The report includes several new or increased taxes on different industries. For instance,

  • increased tolling,
  • a $1.10 tax on ride hailing and taxis,
  • doubling of car registration taxes,
  • more than doubling of vehicle rental taxes from $2 to $5,
  • increasing of vehicle leasing taxes from 3 percent to 5 percent,
  • an electric vehicle fee of $275,
  • and most notably, a goods delivery fee of $1.

A vehicle miles traveled (VMT) proposal gaining steam in Pennsylvania would be the equivalent of a state gas tax of more than $2 per gallon, and that’s not all the Commonwealth is considering. This change makes sense, at least in the abstract, as the gas tax efficiency as a proxy for road use has declined with improvements in fuel economy and growth in sales of electric vehicles. The mileage-based tax would be 8.1 cents per mile and would raise just shy of $9 billion a year when the system is established. To put that in perspective, model year 2020 light-duty vehicles (cars, pickups, SUVs, and cargo vans) average 25.7 miles per gallon, meaning that an 8.1 cent per mile tax on the average 2020 car would be equivalent to a gas tax of $2.08 per gallon—almost four times the current state rate of 58.7 cents per gallon, and over three times the nation’s highest current rate (66.98 cents per gallon in California).

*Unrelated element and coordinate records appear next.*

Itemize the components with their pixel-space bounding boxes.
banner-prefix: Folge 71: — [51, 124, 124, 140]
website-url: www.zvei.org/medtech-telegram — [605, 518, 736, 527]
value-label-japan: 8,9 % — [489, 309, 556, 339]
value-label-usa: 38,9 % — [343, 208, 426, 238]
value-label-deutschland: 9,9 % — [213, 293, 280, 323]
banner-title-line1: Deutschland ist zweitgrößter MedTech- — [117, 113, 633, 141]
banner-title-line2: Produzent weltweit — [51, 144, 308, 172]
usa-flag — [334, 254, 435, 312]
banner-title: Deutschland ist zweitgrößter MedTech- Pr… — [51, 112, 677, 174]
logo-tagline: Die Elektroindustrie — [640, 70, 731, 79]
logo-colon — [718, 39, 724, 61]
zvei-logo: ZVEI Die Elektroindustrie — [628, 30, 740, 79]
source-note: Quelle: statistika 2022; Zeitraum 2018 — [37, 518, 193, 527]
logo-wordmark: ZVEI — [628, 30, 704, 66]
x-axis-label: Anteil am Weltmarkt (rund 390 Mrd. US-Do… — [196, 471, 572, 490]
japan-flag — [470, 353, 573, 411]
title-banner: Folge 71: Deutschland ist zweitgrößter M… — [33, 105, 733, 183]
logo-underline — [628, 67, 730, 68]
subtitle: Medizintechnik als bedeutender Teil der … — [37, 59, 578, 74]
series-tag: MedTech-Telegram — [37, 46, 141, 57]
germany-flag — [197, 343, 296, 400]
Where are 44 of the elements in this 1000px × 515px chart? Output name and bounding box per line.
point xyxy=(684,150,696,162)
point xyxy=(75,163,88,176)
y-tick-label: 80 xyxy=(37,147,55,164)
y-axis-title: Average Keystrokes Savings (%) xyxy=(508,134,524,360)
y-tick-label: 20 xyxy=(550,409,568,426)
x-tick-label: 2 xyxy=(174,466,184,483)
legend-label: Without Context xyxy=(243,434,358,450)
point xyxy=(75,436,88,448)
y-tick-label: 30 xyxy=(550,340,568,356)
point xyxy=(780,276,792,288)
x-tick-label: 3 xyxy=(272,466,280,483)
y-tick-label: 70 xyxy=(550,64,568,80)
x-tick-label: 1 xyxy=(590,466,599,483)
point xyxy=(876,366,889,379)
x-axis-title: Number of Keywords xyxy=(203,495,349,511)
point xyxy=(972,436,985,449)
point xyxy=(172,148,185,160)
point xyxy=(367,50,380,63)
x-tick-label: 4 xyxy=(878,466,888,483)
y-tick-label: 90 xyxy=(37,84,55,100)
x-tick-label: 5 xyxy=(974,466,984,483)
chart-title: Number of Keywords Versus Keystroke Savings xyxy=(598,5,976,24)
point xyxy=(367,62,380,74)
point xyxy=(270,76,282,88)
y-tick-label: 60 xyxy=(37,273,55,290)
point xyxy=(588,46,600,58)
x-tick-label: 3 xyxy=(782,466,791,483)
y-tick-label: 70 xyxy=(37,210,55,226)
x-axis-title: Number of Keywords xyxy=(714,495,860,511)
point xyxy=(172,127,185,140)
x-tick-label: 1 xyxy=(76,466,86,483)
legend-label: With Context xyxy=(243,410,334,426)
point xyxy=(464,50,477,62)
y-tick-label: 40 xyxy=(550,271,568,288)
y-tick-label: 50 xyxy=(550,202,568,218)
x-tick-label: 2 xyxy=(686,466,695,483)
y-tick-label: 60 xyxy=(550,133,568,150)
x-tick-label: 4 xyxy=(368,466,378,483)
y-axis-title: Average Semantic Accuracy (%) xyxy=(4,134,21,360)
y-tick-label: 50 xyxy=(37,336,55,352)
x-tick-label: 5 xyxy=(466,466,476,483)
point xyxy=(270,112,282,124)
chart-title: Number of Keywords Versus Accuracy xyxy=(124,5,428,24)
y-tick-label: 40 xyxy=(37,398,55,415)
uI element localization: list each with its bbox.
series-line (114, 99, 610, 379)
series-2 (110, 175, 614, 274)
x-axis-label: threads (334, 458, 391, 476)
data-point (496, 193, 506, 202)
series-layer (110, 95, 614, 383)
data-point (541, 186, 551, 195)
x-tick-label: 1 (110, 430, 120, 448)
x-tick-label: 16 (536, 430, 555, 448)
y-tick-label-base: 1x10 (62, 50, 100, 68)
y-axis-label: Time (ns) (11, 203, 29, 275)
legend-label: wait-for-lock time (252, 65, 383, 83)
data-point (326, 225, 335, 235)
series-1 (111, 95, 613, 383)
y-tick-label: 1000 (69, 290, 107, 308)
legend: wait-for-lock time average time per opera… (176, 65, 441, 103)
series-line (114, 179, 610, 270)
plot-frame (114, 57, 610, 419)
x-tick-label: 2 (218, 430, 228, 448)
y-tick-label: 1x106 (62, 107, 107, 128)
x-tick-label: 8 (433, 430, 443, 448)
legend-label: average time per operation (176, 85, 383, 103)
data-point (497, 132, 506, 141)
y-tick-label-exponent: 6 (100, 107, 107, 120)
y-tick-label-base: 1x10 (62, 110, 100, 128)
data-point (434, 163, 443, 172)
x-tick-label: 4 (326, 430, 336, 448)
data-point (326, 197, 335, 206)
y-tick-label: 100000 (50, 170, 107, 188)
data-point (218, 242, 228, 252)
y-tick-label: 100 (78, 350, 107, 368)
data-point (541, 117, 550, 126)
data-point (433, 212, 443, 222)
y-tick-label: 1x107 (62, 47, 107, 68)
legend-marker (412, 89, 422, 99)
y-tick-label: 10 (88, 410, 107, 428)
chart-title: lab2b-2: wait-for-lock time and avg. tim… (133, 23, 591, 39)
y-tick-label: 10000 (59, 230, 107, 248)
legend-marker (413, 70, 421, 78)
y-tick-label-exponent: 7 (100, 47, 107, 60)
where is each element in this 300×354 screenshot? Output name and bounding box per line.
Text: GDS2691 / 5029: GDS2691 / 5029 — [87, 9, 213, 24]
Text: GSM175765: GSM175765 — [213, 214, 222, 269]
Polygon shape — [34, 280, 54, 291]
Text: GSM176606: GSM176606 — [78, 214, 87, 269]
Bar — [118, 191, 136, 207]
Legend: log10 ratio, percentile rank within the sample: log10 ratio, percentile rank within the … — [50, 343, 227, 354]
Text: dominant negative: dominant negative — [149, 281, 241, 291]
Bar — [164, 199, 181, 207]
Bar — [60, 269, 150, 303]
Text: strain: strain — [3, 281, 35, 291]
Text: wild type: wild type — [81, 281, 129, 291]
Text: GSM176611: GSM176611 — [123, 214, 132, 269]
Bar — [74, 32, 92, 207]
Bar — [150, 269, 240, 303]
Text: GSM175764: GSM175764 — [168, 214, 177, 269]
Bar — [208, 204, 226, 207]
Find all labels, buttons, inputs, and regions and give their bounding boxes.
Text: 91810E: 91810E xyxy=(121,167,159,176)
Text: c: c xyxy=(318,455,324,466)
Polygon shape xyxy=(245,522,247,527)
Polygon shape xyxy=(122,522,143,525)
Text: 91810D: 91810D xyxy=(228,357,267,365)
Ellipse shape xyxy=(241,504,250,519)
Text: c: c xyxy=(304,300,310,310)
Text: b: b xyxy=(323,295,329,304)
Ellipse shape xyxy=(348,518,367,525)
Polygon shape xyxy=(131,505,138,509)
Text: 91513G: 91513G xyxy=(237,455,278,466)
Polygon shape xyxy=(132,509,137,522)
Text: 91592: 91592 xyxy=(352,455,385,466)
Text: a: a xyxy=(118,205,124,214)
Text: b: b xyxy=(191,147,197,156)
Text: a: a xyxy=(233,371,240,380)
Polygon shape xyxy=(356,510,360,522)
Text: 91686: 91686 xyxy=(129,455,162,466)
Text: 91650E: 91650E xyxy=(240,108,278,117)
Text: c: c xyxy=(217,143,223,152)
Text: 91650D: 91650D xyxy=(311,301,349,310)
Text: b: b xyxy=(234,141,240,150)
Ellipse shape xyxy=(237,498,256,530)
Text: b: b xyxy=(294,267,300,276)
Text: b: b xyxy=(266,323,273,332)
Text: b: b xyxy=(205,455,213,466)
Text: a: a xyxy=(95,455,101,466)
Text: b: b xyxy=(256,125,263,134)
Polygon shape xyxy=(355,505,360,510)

Ulrik Boesen | The Tax Foundation | August 3, 2021
STORY: Here’s where Pennsylvania gas tax revenue is going

Pennsylvania has one of the highest gas taxes in the country. Drivers pulling up to the pump are paying 77 cents in tax per gallon. Most of it is state tax – 59 cents per gallon. Only California and Illinois have higher state gas taxes. PennDOT says the funding is not enough. Most of the revenue from the tax goes towards roads and repairs on the state’s 25,000 bridges.

Gas tax revenue and motor license fees bring in $4.5 billion, but only $2.7 billion goes to roads and bridges. The rest goes to Pennsylvania State Police, Driver & Vehicle Services and the Pennsylvania Turnpike. Roughly about 40% of the gas tax is going to those other agencies or outside of the department. As vehicles on Pennsylvania roads become more fuel-efficient, drivers are buying less gas. That means there’s less gas tax revenue. It’s a revenue stream that is simply not sustainable, according to PennDOT. That problem has prompted the proposal of a tax on vehicle miles traveled.

Brian Roche | WGAL8 | February 8, 2022

It’s far past time to put a severance tax on all the shale gas being extracted from beneath Pennsylvania… it could be earmarked for roads and bridges!